Epigenetic modifications have emerged as central players in the coordination of gene expression networks during cardiac development. While several studies have investigated the role of histone modifications during heart development, relatively little is known about the role of DNA methylation. The purpose of the current study was to determine whether DNA methylation plays an important role in guiding transcriptional changes during the neonatal period, which is an important developmental window for cardiac maturation and cardiomyocyte cell cycle arrest. We used methyl binding domain protein sequencing (MBD-seq) and mRNA-seq to profile DNA methyation and gene expression respectively in neonatal hearts at P1 and P14 stages. Thousands of differentially methylated regions (DMRs) were identified between P1 and P14, the vast majority of which were hypermethylated. Gene ontology analysis revealed that these hypermethylated genes were associated with transcriptional regulation of important developmental signaling pathways, including Hedgehog, BMP, TGF beta, FGF and Wnt/b-catenin signaling. A significant enrichment for myogenic transcription factors and Smad2/3/4 binding sites was also noted among differentially methylated peaks at P14. This study provides novel evidence for widespread alterations in DNA methylation during post-natal heart maturation and suggests that DNA methylation plays an important role in cardiomyocyte cell cycle arrest during the neonatal period. Overall design: mRNA-seq to profile gene expression in neonatal hearts at P1 and P14 stages (post-natal day 1 and 14 respectively) in three biological replicates.

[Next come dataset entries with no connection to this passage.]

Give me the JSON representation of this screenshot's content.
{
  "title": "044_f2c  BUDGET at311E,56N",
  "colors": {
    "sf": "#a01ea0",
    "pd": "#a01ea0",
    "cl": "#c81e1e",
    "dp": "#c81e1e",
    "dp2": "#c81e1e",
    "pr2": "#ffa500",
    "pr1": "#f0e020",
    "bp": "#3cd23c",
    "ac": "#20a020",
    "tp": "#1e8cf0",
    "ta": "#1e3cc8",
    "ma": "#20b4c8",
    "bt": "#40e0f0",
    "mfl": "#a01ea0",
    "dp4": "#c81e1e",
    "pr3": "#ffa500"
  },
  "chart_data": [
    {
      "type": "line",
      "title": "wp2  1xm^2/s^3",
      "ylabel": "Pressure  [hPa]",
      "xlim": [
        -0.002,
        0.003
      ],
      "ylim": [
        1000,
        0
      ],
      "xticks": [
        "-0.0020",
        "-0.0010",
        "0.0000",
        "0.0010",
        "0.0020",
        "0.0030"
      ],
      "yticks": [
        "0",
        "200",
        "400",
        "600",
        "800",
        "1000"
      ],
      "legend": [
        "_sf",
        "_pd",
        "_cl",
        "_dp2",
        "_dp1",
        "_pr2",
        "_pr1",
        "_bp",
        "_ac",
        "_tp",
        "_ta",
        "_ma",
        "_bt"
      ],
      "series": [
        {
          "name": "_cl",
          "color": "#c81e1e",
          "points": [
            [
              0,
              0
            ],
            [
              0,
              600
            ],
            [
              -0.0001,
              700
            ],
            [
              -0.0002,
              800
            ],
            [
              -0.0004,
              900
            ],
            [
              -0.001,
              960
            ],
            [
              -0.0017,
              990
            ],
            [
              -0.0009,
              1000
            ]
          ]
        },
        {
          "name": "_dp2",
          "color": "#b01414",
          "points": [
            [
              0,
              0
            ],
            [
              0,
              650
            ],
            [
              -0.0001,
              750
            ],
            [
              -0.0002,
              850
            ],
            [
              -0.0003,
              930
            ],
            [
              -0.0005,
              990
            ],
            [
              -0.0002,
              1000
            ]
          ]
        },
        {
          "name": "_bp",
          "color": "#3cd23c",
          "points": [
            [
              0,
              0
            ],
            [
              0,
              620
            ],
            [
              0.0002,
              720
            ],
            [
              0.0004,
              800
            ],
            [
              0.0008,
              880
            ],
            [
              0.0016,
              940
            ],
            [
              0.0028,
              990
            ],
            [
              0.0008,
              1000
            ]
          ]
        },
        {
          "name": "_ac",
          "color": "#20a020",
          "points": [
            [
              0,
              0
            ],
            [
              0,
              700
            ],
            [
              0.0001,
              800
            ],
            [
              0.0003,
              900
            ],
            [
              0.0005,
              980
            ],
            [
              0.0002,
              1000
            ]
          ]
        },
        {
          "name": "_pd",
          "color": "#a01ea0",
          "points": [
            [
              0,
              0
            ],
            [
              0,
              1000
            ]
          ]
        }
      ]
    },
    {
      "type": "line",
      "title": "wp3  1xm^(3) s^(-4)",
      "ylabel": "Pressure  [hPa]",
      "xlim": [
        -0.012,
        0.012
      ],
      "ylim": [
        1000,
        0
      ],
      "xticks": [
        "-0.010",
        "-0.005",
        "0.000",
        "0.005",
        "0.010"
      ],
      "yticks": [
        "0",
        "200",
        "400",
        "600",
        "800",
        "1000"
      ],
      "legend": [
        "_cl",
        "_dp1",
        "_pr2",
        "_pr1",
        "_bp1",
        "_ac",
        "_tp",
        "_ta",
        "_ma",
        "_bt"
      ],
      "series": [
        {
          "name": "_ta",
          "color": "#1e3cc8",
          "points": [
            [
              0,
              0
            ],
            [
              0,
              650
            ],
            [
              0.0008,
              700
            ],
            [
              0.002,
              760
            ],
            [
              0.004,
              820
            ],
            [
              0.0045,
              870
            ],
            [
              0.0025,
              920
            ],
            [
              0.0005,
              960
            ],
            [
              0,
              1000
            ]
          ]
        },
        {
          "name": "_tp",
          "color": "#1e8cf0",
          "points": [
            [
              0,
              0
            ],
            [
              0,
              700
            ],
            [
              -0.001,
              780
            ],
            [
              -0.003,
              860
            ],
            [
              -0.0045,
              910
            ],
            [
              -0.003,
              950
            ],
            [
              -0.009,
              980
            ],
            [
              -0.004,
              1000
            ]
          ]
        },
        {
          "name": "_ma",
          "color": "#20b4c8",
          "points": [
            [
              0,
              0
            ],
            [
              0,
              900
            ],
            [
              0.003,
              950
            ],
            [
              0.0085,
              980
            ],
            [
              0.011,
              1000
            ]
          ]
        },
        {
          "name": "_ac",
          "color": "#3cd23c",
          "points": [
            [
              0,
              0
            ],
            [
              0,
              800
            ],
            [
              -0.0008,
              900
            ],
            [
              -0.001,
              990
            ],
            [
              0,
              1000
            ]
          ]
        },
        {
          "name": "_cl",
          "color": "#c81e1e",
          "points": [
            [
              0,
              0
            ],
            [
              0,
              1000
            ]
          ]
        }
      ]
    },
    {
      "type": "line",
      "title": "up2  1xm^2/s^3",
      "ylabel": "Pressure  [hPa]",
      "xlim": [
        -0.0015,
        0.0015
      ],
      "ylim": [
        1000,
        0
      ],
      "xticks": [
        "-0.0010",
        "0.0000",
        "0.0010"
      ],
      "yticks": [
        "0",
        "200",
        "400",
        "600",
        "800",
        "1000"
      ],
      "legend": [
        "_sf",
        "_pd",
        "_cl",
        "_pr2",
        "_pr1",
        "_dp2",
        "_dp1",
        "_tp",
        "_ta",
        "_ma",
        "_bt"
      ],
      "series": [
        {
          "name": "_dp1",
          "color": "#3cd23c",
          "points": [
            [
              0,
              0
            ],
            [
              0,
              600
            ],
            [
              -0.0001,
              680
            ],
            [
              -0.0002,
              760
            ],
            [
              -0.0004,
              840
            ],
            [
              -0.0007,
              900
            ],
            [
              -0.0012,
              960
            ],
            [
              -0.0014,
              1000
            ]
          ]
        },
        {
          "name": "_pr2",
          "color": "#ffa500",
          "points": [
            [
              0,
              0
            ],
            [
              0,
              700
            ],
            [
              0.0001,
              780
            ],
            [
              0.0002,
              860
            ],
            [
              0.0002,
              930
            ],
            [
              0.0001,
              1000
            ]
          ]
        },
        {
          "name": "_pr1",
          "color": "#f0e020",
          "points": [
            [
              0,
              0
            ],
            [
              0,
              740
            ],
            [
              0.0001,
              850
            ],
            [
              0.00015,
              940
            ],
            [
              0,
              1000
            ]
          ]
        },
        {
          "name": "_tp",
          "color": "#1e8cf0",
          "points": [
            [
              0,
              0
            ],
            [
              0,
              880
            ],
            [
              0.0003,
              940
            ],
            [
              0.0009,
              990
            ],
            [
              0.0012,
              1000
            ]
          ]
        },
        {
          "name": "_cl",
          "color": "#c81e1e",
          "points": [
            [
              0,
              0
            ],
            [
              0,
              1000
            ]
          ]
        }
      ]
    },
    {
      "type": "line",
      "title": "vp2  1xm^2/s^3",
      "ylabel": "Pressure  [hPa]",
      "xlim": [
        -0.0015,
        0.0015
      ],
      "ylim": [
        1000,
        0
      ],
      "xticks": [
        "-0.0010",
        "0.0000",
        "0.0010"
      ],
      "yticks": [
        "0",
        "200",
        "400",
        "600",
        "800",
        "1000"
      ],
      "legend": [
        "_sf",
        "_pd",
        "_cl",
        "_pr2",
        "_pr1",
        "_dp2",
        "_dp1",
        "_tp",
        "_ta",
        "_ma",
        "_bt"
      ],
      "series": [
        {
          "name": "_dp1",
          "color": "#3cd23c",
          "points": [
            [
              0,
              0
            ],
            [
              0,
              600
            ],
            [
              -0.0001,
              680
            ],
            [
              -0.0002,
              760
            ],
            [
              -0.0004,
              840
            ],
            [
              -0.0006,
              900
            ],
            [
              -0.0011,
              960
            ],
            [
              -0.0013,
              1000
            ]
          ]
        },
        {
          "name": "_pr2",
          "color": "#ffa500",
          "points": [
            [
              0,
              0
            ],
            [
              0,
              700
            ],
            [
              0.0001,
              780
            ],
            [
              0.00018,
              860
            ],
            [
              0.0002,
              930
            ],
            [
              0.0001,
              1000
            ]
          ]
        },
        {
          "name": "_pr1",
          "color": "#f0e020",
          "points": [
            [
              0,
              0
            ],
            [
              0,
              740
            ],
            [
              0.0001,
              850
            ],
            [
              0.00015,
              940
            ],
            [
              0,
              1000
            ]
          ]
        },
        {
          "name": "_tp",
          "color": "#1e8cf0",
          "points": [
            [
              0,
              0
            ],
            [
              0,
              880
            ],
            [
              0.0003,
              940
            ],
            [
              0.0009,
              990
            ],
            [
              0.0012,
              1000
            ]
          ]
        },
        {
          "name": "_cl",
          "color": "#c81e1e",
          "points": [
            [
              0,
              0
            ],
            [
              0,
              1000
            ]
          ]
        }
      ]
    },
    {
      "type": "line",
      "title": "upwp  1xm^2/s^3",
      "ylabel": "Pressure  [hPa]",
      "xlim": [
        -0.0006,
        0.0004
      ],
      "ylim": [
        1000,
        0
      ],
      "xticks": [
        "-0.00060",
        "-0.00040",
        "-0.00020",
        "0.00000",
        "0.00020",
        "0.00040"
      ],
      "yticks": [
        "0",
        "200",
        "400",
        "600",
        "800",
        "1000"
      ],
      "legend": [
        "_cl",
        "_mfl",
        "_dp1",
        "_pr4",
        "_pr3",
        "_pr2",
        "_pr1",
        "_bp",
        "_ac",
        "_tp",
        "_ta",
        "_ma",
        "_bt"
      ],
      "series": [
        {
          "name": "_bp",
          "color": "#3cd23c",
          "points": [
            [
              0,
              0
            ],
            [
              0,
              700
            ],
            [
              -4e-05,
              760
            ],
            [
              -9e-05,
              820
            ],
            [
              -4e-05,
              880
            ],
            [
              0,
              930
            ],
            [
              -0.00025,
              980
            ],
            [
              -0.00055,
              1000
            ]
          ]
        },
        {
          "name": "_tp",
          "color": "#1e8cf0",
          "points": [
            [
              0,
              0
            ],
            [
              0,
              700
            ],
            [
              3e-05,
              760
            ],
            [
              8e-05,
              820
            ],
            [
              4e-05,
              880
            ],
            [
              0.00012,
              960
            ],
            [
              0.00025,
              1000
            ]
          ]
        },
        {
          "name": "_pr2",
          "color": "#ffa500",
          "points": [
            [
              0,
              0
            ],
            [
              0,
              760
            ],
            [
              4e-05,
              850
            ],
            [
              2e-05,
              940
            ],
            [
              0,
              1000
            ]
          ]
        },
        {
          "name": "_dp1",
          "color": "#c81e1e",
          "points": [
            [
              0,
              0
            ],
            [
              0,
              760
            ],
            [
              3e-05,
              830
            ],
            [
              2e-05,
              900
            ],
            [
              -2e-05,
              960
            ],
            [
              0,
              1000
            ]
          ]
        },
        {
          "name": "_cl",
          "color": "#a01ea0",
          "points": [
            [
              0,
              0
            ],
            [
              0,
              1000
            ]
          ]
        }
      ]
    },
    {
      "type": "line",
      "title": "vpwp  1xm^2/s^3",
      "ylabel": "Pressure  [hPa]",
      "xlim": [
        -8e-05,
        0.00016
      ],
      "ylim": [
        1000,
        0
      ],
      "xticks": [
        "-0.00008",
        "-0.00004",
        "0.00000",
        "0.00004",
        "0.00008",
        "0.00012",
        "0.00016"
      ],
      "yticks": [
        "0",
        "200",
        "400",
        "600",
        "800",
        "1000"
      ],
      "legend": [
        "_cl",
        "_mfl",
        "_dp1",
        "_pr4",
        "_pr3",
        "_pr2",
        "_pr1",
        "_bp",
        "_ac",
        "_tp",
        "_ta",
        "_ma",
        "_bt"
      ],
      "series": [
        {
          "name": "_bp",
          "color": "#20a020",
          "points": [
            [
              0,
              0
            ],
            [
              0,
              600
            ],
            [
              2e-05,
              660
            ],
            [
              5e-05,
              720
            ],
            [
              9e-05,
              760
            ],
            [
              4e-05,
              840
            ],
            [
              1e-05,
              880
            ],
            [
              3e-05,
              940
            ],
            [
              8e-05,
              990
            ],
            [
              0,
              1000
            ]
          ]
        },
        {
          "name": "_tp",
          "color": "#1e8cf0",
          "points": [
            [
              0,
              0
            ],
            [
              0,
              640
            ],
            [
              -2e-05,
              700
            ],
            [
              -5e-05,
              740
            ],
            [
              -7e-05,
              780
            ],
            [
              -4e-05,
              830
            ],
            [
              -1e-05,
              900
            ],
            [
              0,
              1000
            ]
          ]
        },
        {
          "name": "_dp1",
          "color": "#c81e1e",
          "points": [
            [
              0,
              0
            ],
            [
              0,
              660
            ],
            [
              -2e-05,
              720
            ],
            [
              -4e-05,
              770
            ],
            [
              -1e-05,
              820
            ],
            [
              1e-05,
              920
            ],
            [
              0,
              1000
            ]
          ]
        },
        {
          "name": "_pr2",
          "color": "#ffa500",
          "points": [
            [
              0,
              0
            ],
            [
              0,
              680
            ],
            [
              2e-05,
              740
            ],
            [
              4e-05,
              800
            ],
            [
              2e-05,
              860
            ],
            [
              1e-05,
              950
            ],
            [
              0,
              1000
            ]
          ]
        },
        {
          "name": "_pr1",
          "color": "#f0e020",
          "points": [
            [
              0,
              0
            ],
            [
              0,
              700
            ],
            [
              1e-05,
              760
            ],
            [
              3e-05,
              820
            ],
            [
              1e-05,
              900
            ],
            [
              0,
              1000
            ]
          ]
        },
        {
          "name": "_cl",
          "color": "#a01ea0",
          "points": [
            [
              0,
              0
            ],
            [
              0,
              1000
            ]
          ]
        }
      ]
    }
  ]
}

表观遗传修饰（epigenetic modifications）现已成为调控心脏发育过程中基因表达网络的核心环节。既往多项研究已探讨了组蛋白修饰在心脏发育中的作用，但关于DNA甲基化（DNA methylation）的功能，目前认知仍相对有限。本研究旨在明确DNA甲基化是否在新生期——这一心脏成熟与心肌细胞周期停滞的关键发育窗口——的转录组变化中发挥重要调控作用。 本研究分别采用甲基结合域蛋白测序（methyl binding domain protein sequencing, MBD-seq）与mRNA测序（mRNA-seq），对出生后第1天（P1）和第14天（P14）的新生小鼠心脏的DNA甲基化水平与基因表达谱分别进行了分析。研究在P1与P14样本间鉴定出数千个差异甲基化区域（differentially methylated regions, DMRs），其中绝大多数呈现高甲基化状态。 基因本体（Gene Ontology, GO）富集分析显示，这些高甲基化基因参与了多条重要发育信号通路的转录调控，包括Hedgehog、骨形态发生蛋白（BMP）、转化生长因子β（TGF-β）、成纤维细胞生长因子（FGF）以及Wnt/β-连环蛋白（Wnt/β-catenin）信号通路。此外，在P14样本的差异甲基化峰中，肌源性转录因子与Smad2/3/4结合位点亦存在显著富集。 本研究为出生后心脏成熟过程中广泛存在的DNA甲基化改变提供了全新的实验证据，并提示DNA甲基化在新生期心肌细胞周期停滞过程中发挥了关键调控作用。 实验整体设计：采用mRNA测序（mRNA-seq）对P1和P14阶段（分别对应出生后第1天与第14天）的新生小鼠心脏的基因表达谱进行检测，每组设置3个生物学重复。